Вошел санитар с подносом, на котором стояли кувшин и стакан. Наполнив стакан, он одной рукой приподнял Бушу голову и поднес стакан к его губам. Почувствовав во рту прохладную влагу, уловив освежающий запах, Буш вдруг понял, что ужасно хочет пить. Он жадно осушил стакан.

– Что это? – спросил он.

– Лимонад, сэр, с почтением от мистера Хорнблауэра.

– От мистера Хорнблауэра?

– Да, сэр. К нам подошла маркитантская лодка, мистер Хорнблауэр купил лимонов и велел мне выжать их для вас.

– Передайте мистеру Хорнблауэру мое спасибо.

– Есть, сэр. Еще стакан, сэр?

– Да.

Ему стало лучше. Через некоторое время он услышал целую серию необъяснимых звуков: топот башмаков по палубе, приказы, плеск весел рядом с кораблем. Потом у дверей его каюты послышались шаги. Вошел доктор Клайв и с ним незнакомец – тощий седой человечек с прищуренными голубыми глазками.

– Меня зовут Сэнки, я врач флотского берегового госпиталя, – объявил он. – Я отвезу вас туда, где вам будет гораздо удобнее.

– Я не хочу покидать судно, – сказал Буш.

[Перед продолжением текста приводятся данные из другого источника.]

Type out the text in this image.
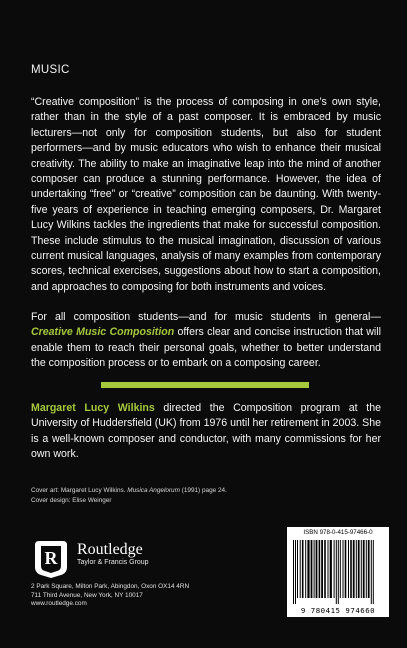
MUSIC

“Creative composition” is the process of composing in one’s own style, rather than in the style of a past composer. It is embraced by music lecturers—not only for composition students, but also for student performers—and by music educators who wish to enhance their musical creativity. The ability to make an imaginative leap into the mind of another composer can produce a stunning performance. However, the idea of undertaking “free” or “creative” composition can be daunting. With twenty-five years of experience in teaching emerging composers, Dr. Margaret Lucy Wilkins tackles the ingredients that make for successful composition. These include stimulus to the musical imagination, discussion of various current musical languages, analysis of many examples from contemporary scores, technical exercises, suggestions about how to start a composition, and approaches to composing for both instruments and voices.

For all composition students—and for music students in general—Creative Music Composition offers clear and concise instruction that will enable them to reach their personal goals, whether to better understand the composition process or to embark on a composing career.

Margaret Lucy Wilkins directed the Composition program at the University of Huddersfield (UK) from 1976 until her retirement in 2003. She is a well-known composer and conductor, with many commissions for her own work.

Cover art: Margaret Lucy Wilkins. Musica Angelorum (1991) page 24.
Cover design: Elise Weinger
R Routledge
Taylor & Francis Group
2 Park Square, Milton Park, Abingdon, Oxon OX14 4RN
711 Third Avenue, New York, NY 10017
www.routledge.com
ISBN 978-0-415-97466-0
9 780415 974660
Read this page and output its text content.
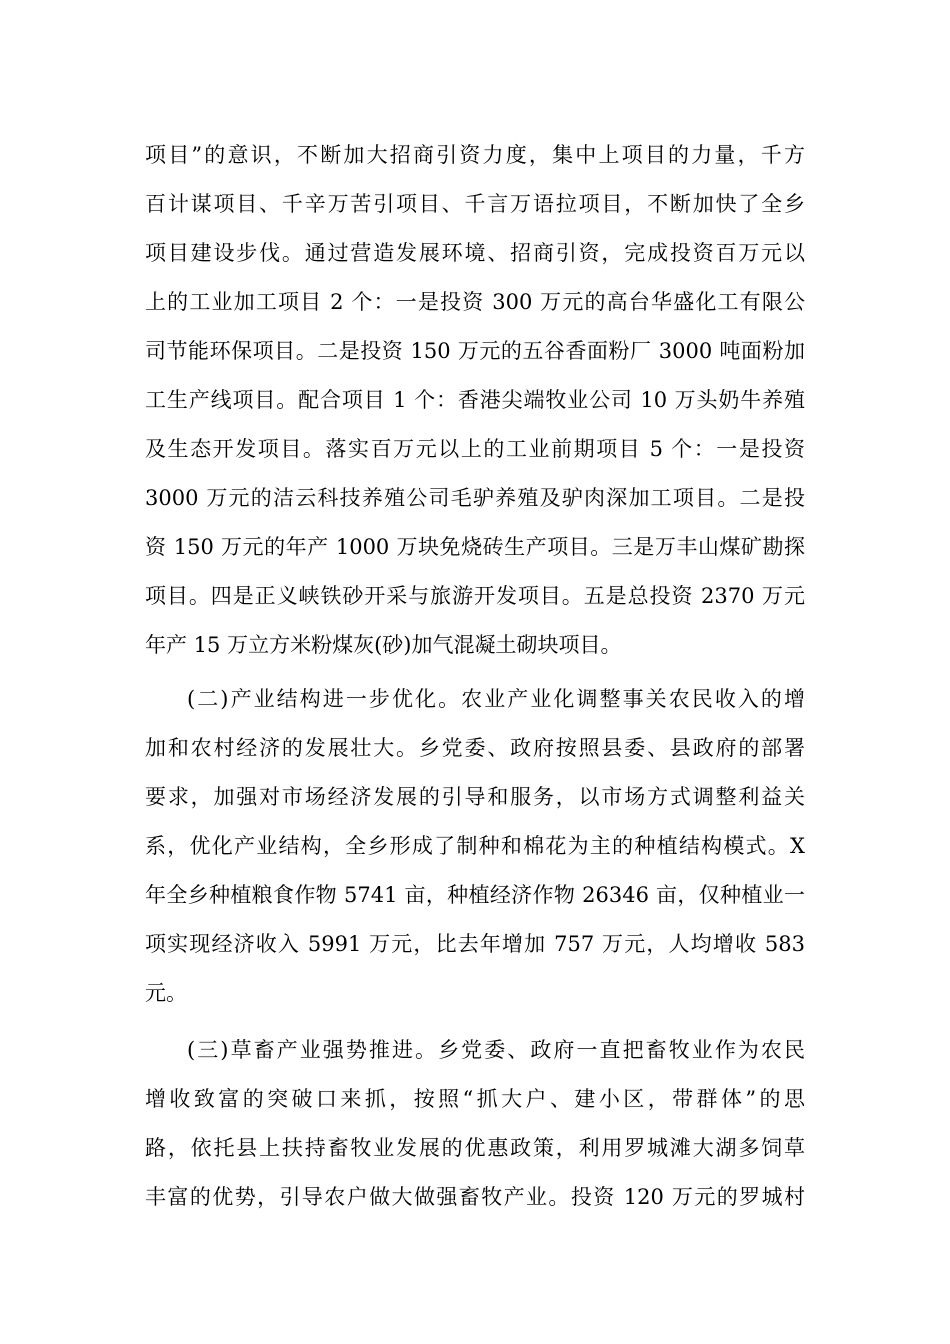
项目”的意识，不断加大招商引资力度，集中上项目的力量，千方
百计谋项目、千辛万苦引项目、千言万语拉项目，不断加快了全乡
项目建设步伐。通过营造发展环境、招商引资，完成投资百万元以
上的工业加工项目 2 个：一是投资 300 万元的高台华盛化工有限公
司节能环保项目。二是投资 150 万元的五谷香面粉厂 3000 吨面粉加
工生产线项目。配合项目 1 个：香港尖端牧业公司 10 万头奶牛养殖
及生态开发项目。落实百万元以上的工业前期项目 5 个：一是投资
3000 万元的洁云科技养殖公司毛驴养殖及驴肉深加工项目。二是投
资 150 万元的年产 1000 万块免烧砖生产项目。三是万丰山煤矿勘探
项目。四是正义峡铁砂开采与旅游开发项目。五是总投资 2370 万元
年产 15 万立方米粉煤灰(砂)加气混凝土砌块项目。
(二)产业结构进一步优化。农业产业化调整事关农民收入的增
加和农村经济的发展壮大。乡党委、政府按照县委、县政府的部署
要求，加强对市场经济发展的引导和服务，以市场方式调整利益关
系，优化产业结构，全乡形成了制种和棉花为主的种植结构模式。X
年全乡种植粮食作物 5741 亩，种植经济作物 26346 亩，仅种植业一
项实现经济收入 5991 万元，比去年增加 757 万元，人均增收 583
元。
(三)草畜产业强势推进。乡党委、政府一直把畜牧业作为农民
增收致富的突破口来抓，按照“抓大户、建小区，带群体”的思
路，依托县上扶持畜牧业发展的优惠政策，利用罗城滩大湖多饲草
丰富的优势，引导农户做大做强畜牧产业。投资 120 万元的罗城村
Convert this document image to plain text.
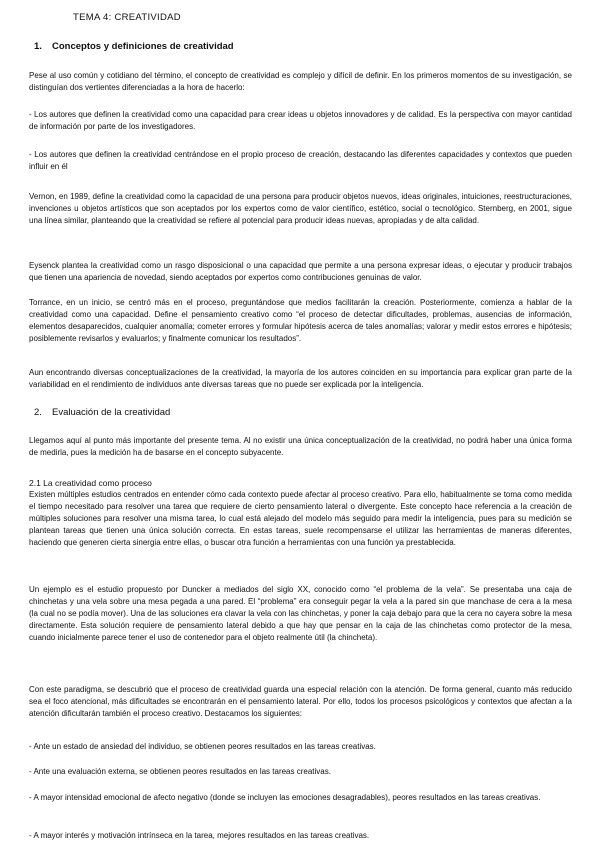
TEMA 4: CREATIVIDAD
1. Conceptos y definiciones de creatividad

Pese al uso común y cotidiano del término, el concepto de creatividad es complejo y difícil de definir. En los primeros momentos de su investigación, se distinguían dos vertientes diferenciadas a la hora de hacerlo:

- Los autores que definen la creatividad como una capacidad para crear ideas u objetos innovadores y de calidad. Es la perspectiva con mayor cantidad de información por parte de los investigadores.

- Los autores que definen la creatividad centrándose en el propio proceso de creación, destacando las diferentes capacidades y contextos que pueden influir en él

Vernon, en 1989, define la creatividad como la capacidad de una persona para producir objetos nuevos, ideas originales, intuiciones, reestructuraciones, invenciones u objetos artísticos que son aceptados por los expertos como de valor científico, estético, social o tecnológico. Sternberg, en 2001, sigue una línea similar, planteando que la creatividad se refiere al potencial para producir ideas nuevas, apropiadas y de alta calidad.

Eysenck plantea la creatividad como un rasgo disposicional o una capacidad que permite a una persona expresar ideas, o ejecutar y producir trabajos que tienen una apariencia de novedad, siendo aceptados por expertos como contribuciones genuinas de valor.

Torrance, en un inicio, se centró más en el proceso, preguntándose que medios facilitarán la creación. Posteriormente, comienza a hablar de la creatividad como una capacidad. Define el pensamiento creativo como “el proceso de detectar dificultades, problemas, ausencias de información, elementos desaparecidos, cualquier anomalía; cometer errores y formular hipótesis acerca de tales anomalías; valorar y medir estos errores e hipótesis; posiblemente revisarlos y evaluarlos; y finalmente comunicar los resultados”.

Aun encontrando diversas conceptualizaciones de la creatividad, la mayoría de los autores coinciden en su importancia para explicar gran parte de la variabilidad en el rendimiento de individuos ante diversas tareas que no puede ser explicada por la inteligencia.

2. Evaluación de la creatividad

Llegamos aquí al punto más importante del presente tema. Al no existir una única conceptualización de la creatividad, no podrá haber una única forma de medirla, pues la medición ha de basarse en el concepto subyacente.

2.1 La creatividad como proceso

Existen múltiples estudios centrados en entender cómo cada contexto puede afectar al proceso creativo. Para ello, habitualmente se toma como medida el tiempo necesitado para resolver una tarea que requiere de cierto pensamiento lateral o divergente. Este concepto hace referencia a la creación de múltiples soluciones para resolver una misma tarea, lo cual está alejado del modelo más seguido para medir la inteligencia, pues para su medición se plantean tareas que tienen una única solución correcta. En estas tareas, suele recompensarse el utilizar las herramientas de maneras diferentes, haciendo que generen cierta sinergia entre ellas, o buscar otra función a herramientas con una función ya prestablecida.

Un ejemplo es el estudio propuesto por Duncker a mediados del siglo XX, conocido como “el problema de la vela”. Se presentaba una caja de chinchetas y una vela sobre una mesa pegada a una pared. El “problema” era conseguir pegar la vela a la pared sin que manchase de cera a la mesa (la cual no se podía mover). Una de las soluciones era clavar la vela con las chinchetas, y poner la caja debajo para que la cera no cayera sobre la mesa directamente. Esta solución requiere de pensamiento lateral debido a que hay que pensar en la caja de las chinchetas como protector de la mesa, cuando inicialmente parece tener el uso de contenedor para el objeto realmente útil (la chincheta).

Con este paradigma, se descubrió que el proceso de creatividad guarda una especial relación con la atención. De forma general, cuanto más reducido sea el foco atencional, más dificultades se encontrarán en el pensamiento lateral. Por ello, todos los procesos psicológicos y contextos que afectan a la atención dificultarán también el proceso creativo. Destacamos los siguientes:

- Ante un estado de ansiedad del individuo, se obtienen peores resultados en las tareas creativas.

- Ante una evaluación externa, se obtienen peores resultados en las tareas creativas.

- A mayor intensidad emocional de afecto negativo (donde se incluyen las emociones desagradables), peores resultados en las tareas creativas.

- A mayor interés y motivación intrínseca en la tarea, mejores resultados en las tareas creativas.
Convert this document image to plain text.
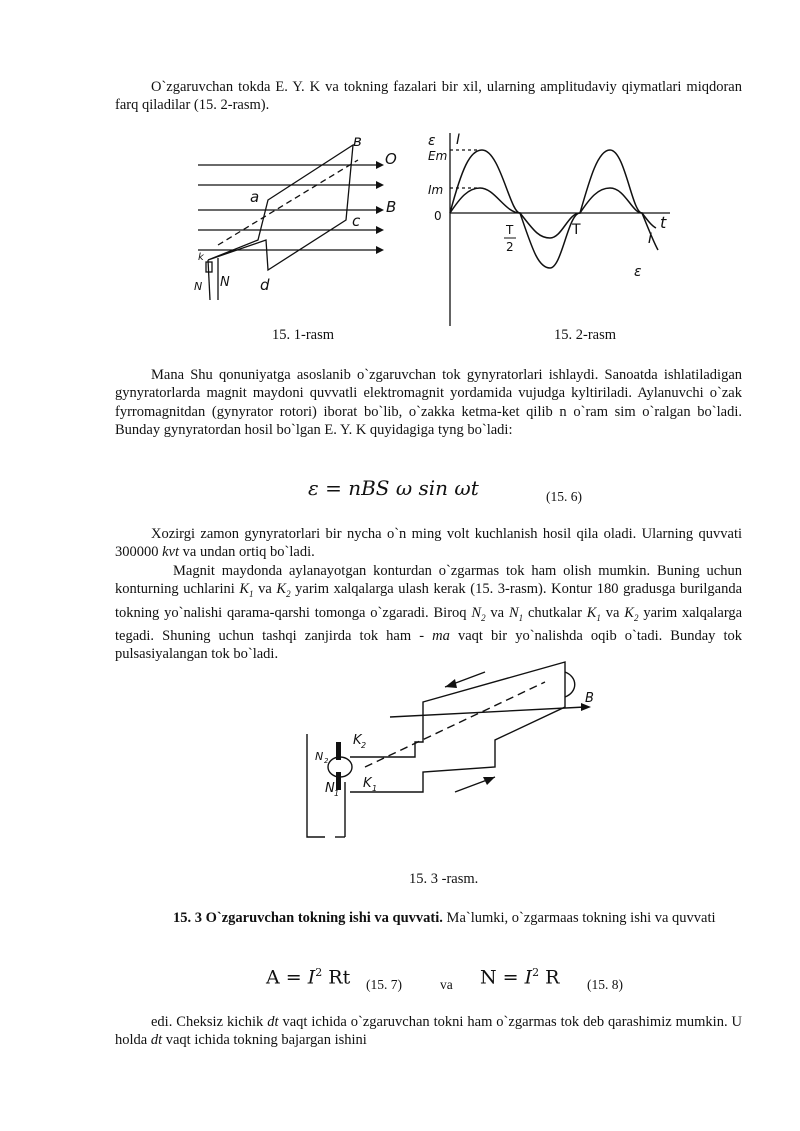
O`zgaruvchan tokda E. Y. K va tokning fazalari bir xil, ularning amplitudaviy qiymatlari miqdoran farq qiladilar (15. 2-rasm).

a
в
c
d
O
B
k
N N
ε I
Em
Im
0
T
2
T	t
I
ε
15. 1-rasm	15. 2-rasm

Mana Shu qonuniyatga asoslanib o`zgaruvchan tok gynyratorlari ishlaydi. Sanoatda ishlatiladigan gynyratorlarda magnit maydoni quvvatli elektromagnit yordamida vujudga kyltiriladi. Aylanuvchi o`zak fyrromagnitdan (gynyrator rotori) iborat bo`lib, o`zakka ketma-ket qilib n o`ram sim o`ralgan bo`ladi. Bunday gynyratordan hosil bo`lgan E. Y. K quyidagiga tyng bo`ladi:

ε = nBS ω sin ωt	(15. 6)

Xozirgi zamon gynyratorlari bir nycha o`n ming volt kuchlanish hosil qila oladi. Ularning quvvati 300000 kvt va undan ortiq bo`ladi.

Magnit maydonda aylanayotgan konturdan o`zgarmas tok ham olish mumkin. Buning uchun konturning uchlarini $K_1$ va $K_2$ yarim xalqalarga ulash kerak (15. 3-rasm). Kontur 180 gradusga burilganda tokning yo`nalishi qarama-qarshi tomonga o`zgaradi. Biroq $N_2$ va $N_1$ chutkalar $K_1$ va $K_2$ yarim xalqalarga tegadi. Shuning uchun tashqi zanjirda tok ham - ma vaqt bir yo`nalishda oqib o`tadi. Bunday tok pulsasiyalangan tok bo`ladi.

B
K 2
K 1
N 2
N 1
15. 3 -rasm.

15. 3 O`zgaruvchan tokning ishi va quvvati. Ma`lumki, o`zgarmaas tokning ishi va quvvati

$A = I^2$ Rt (15. 7)	va $N = I^2$ R (15. 8)

edi. Cheksiz kichik dt vaqt ichida o`zgaruvchan tokni ham o`zgarmas tok deb qarashimiz mumkin. U holda dt vaqt ichida tokning bajargan ishini
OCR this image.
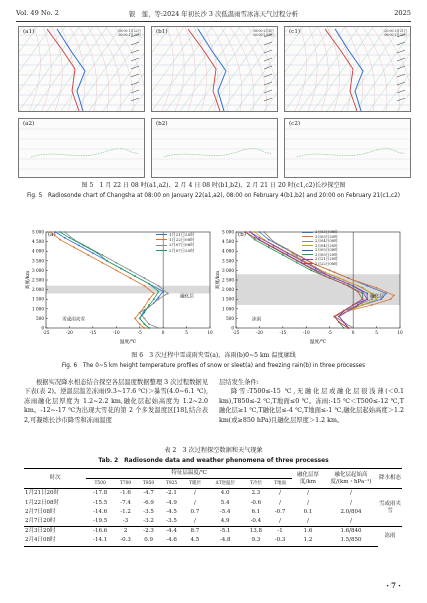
Vol. 49 No. 2	银　莲，等:2024 年初长沙 3 次低温雨雪冰冻天气过程分析	2025
(a1)	08:00 1月22日
20:00 1月22日	(b1)	08:00 2月4日
20:00 2月4日	(c1)	20:00 2月21日
08:00 2月22日
(a2)	(b2)	(c2)
图 5　1 月 22 日 08 时(a1,a2)、2 月 4 日 08 时(b1,b2)、2 月 21 日 20 时(c1,c2)长沙探空图
Fig. 5　Radiosonde chart of Changsha at 08:00 on January 22(a1,a2), 08:00 on February 4(b1,b2) and 20:00 on February 21(c1,c2)
0
500
1 000
1 500
2 000
2 500
3 000
3 500
4 000
4 500
5 000
-25	-20	-15	-10	-5	0	5	10
温度/℃
高度/km
雪或雨夹雪
融化层
(a)	1月21日20时
1月22日08时
2月07日08时
2月07日20时
0
500
1 000
1 500
2 000
2 500
3 000
3 500
4 000
4 500
5 000
-25	-20	-15	-10	-5	0	5	10
温度/℃
高度/km
冻雨
融化层
(b)	2月03日08时
2月03日20时
2月04日08时
2月04日20时
2月05日08时
2月05日20时
2月21日20时
2月22日08时
图 6　3 次过程中雪或雨夹雪(a)、冻雨(b)0~5 km 温度廓线
Fig. 6　The 0~5 km height temperature profiles of snow or sleet(a) and freezing rain(b) in three processes
根据实况降水相态结合探空各层温度数据整理 3 次过程数据见下表(表 2)。逆温层温差冻雨(9.3~17.6 ℃)＞暴雪(4.0~6.1 ℃),冻雨融化层厚度为 1.2~2.2 km,融化层起始高度为 1.2~2.0 km。-12~-17 ℃为出现大雪花的第 2 个多发温度区[18],结合表 2,可凝练长沙市降雪和冻雨温度

层结发生条件:

降雪:T500≤-15 ℃,无融化层或融化层很浅薄(＜0.1 km),T850≤-2 ℃,T地面≤0 ℃。冻雨:-15 ℃＜T500≤-12 ℃,T融化层≥1 ℃,T融化层≤-4 ℃,T地面≤-1 ℃,融化层起始高度＞1.2 km(或≥850 hPa)且融化层厚度＞1.2 km。

表 2　3 次过程探空数据和天气现象
Tab. 2　Radiosonde data and weather phenomena of three processes
时次	特征层温度/℃								融化层厚度/km	融化层起始高度/(km・hPa⁻¹)	降水相态
	T500	T700	T850	T925	T暖层	ΔT逆温层	T冷层	T地面			
1月21日20时	-17.8	-1.6	-4.7	-2.1	/	4.0	2.3	/	/	/	雪或雨夹雪
1月22日08时	-15.5	-7.4	-6.9	-4.9	/	5.4	-0.6	/	/	/	
2月7日08时	-14.6	-1.2	-3.5	-4.5	0.7	-5.4	6.1	-0.7	0.1	2.0/804	
2月7日20时	-19.5	-3	-3.2	-3.5	/	4.9	-0.4	/	/	/	
2月3日20时	-16.6	2	-2.3	-4.4	8.7	-5.1	13.8	-1	1.6	1.6/840	冻雨
2月4日08时	-14.1	-0.3	0.9	-4.6	4.5	-4.8	9.3	-0.3	1.2	1.5/850	
・7・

– Служа на флоте, – произнес Сэнки с профессиональной жизнерадостностью, – вы должны были приучиться к тому, что, как правило, приходится поступать против своих желаний.

Он снял простыню и оценивающе разглядывал замотанное бинтами тело Буша.

– Простите некоторую бесцеремонность, – сказал он все с той же мерзкой жизнерадостностью, – но я должен выписать на вас расписку в получении. Полагаю, лейтенант, вы никогда не выписывали расписку на получение судовых припасов, не ознакомившись предварительно с их состоянием.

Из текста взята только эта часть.